The scope of ILSFDA is intended to be inclusive, especially with respect to large developments consisting of one hundred or more units. While there are over twenty statutory and regulatory exemptions available under the Act and related HUD regulations, the exemptions tend to be narrow in scope and are not applicable to most developments. For example, there are eight statutory exemptions which exempt a project from the entire statute (i.e., both the anti-fraud and registration/reporting requirements). Six of the eight apply to special sale situations such as the sale of debt instruments, sale of real estate investment trust stock, sale of lots to governmental entities, sale of cemetery lots and the sale of lots to other developers (who presumably would have to comply with ILSFDA themselves when marketing units). The seventh exemption is for projects of under twenty-five units. While it is clearly intended to exclude small projects, ISLFDA and the related HUD regulations provide elaborate rules regarding the aggregation of units which are part of a common promotional plan. As such, a developer cannot fit within this exemption merely by splitting a project into different phases or dividing ownership of lots among different “developer” entities.
The “easiest” exemption of which developers may avail themselves is the exemption for the sale of improved land under a contract obligating a developer to build the unit within a period of two years from contract signing. The problem with using this exemption is that standard industry practice is for developers to limit their liability for failure to timely delivery units.

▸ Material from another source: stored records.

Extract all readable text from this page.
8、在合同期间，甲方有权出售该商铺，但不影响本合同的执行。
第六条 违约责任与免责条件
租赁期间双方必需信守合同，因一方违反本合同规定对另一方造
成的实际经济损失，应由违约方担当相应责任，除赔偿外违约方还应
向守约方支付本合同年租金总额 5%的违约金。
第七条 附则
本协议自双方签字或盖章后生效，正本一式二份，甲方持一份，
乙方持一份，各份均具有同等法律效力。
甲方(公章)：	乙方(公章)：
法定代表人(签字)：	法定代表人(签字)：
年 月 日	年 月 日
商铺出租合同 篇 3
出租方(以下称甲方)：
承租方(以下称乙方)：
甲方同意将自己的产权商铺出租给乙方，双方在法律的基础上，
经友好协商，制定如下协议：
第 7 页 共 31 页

In fact, most developers are reluctant to contractually obligate themselves to deliver a unit within a specific time frame. HUD and the courts have consistently held that for the two-year delivery exemption to apply, developers may not limit a purchaser’s legal and equitable rights in any fashion. To qualify for the exemption, a developer would need to agree that a purchaser may bring a claim for full monetary damages (including consequential damages) in the event the unit is not delivered within two years. In many respects, the realities of qualifying for this exemption may not be much better than the realities of complying with the statute.
Prevailing thought seems to be that the residential housing markets will not recover until some time in 2010. During the upcoming year, the strain on residential developers will continue as an increasing number of purchasers seeking to terminate their purchase contracts. Unfortunately for the developers of large residential developments, their disregard of ILSFDA in years past may yet prove to be very costly.